Спина и поясница ныли; но пугающие отголоски прошлой ночи померкли при воспоминании о её торжестве. Она не испытывала укоров совести от того, каким образом достигла этого торжества, поскольку страсть к жизни и её смыслу поглощала остальные чувства. Еще вчера это казалось невозможным. Сегодня стало явью. И ничто не сможет испортить ей этот миг, ничто.
Через пару минут поднимется солнце, осветив край долины, за которым всего несколько часов назад закатилось. Демельза подняла ноги, мгновение посидела на мосту, нагнулась и набрала в пригоршню воды, окатив лицо и шею. Затем она поднялась и с внезапным приливом надежды направилась к яблоне. Дрозд и его черный собрат спорили из-за соседних веток. Листва коснулась её волос, брызнув на ухо и шею росой. Она склонилась и стала собирать россыпь колокольчиков, которые росли под деревом редким ковром. Но не успела она собрать несколько штук, как тут же прервала свое занятие и села, прислонившись к обросшему лишайником стволу, откинула голову назад и прижала к груди душистые стебельки колокольчиков.
Так она и сидела, неподвижно выгнув в истоме шею и задрав юбки, ее нагих ног нежно касались трава и листья. Внезапно на землю опустился зяблик и завел свою песнь рядом с её рукой - "фьиють-фьюить". Демельза уже было собралась подпеть ему, но знала, что сподобится лишь на кваканье.
На лист рядом с её лицом опустилась и большая муха. На её голове виднелись две большие коричневые выпуклости, со столь близкого расстояния они казались огромными, словно из дебрей забытого мира только что вырвалось доисторическое животное. Сперва она стояла на четырех лапках, потирая двумя задними свои крылышки, и вновь опустившись на четыре задние, уже потерла две передние, как льстивый торговец.
- Бзз! Бзз! - прожужжала Демельза.
Со внезапным жужжаньем муха сорвалась и почти мгновенно вернулась на то же место, принявшись потирать голову, словно мылась в ванной.

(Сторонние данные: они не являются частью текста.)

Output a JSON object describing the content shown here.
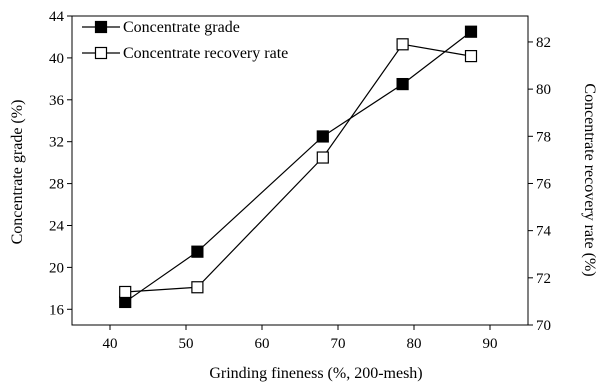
{
  "chart_data": {
    "type": "line",
    "x": [
      42,
      51.5,
      68,
      78.5,
      87.5
    ],
    "xlim": [
      35,
      95
    ],
    "xticks": [
      40,
      50,
      60,
      70,
      80,
      90
    ],
    "xlabel": "Grinding fineness (%, 200-mesh)",
    "axes": {
      "left": {
        "label": "Concentrate grade (%)",
        "lim": [
          14.5,
          44
        ],
        "ticks": [
          16,
          20,
          24,
          28,
          32,
          36,
          40,
          44
        ]
      },
      "right": {
        "label": "Concentrate recovery rate (%)",
        "lim": [
          70,
          83.1
        ],
        "ticks": [
          70,
          72,
          74,
          76,
          78,
          80,
          82
        ]
      }
    },
    "series": [
      {
        "name": "Concentrate grade",
        "axis": "left",
        "marker": "filled-square",
        "values": [
          16.7,
          21.5,
          32.5,
          37.5,
          42.5
        ]
      },
      {
        "name": "Concentrate recovery rate",
        "axis": "right",
        "marker": "open-square",
        "values": [
          71.4,
          71.6,
          77.1,
          81.9,
          81.4
        ]
      }
    ],
    "legend": "top-left",
    "grid": false
  }
}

Над её головой паутина поблескивала капельками росы. Выводивший трели черный дрозд внезапно умолк, покачался мгновение на ветке, распустив хвост, что твой веер, и улетел. Два последних лепестка темно-розового цветка яблони сорвались от его движения и плавно опустились на землю. Зяблик стал клевать один из них.
Демельза протянула руку и издала воркующий звук, но зяблика провести не удалось, и он отпорхнул на безопасное расстояние. Где-то в поле промычала корова. Еще по-прежнему царило раннее утро, в которое не вторглись люди, и щебетанье птиц раздавалось на фоне тишины безмятежно дремавшего мира.
На головой низко пролетел грач, его взъерошенное оперение блеснуло золотом, а крылья с шумом рассекли воздух. Поднялось солнце и залило светом долину, бросая среди деревьев росистые безмолвные тени и лучики длинного тусклого света.
Глава восьмая
Росс проснулся поздно. Уже наступило семь часов, когда он пробудился.
Поднявшись, он почувствовал мерзкий привкус во рту. В трактире "Бойцовый петух" подавали скверное пойло.
Демельза... Жесткий старый шелк платья... Крючки. Что на нее нашло? Он был пьян, но от спиртного ли? Издержки духа и стыда растрата - Вот сладострастье в действии... Утолено, - влечёт оно презренье [14] - как же так вышло? Прошлой ночью этот сонет не пришел ему на ум. Поэты злостным образом его подвели. Странное дело.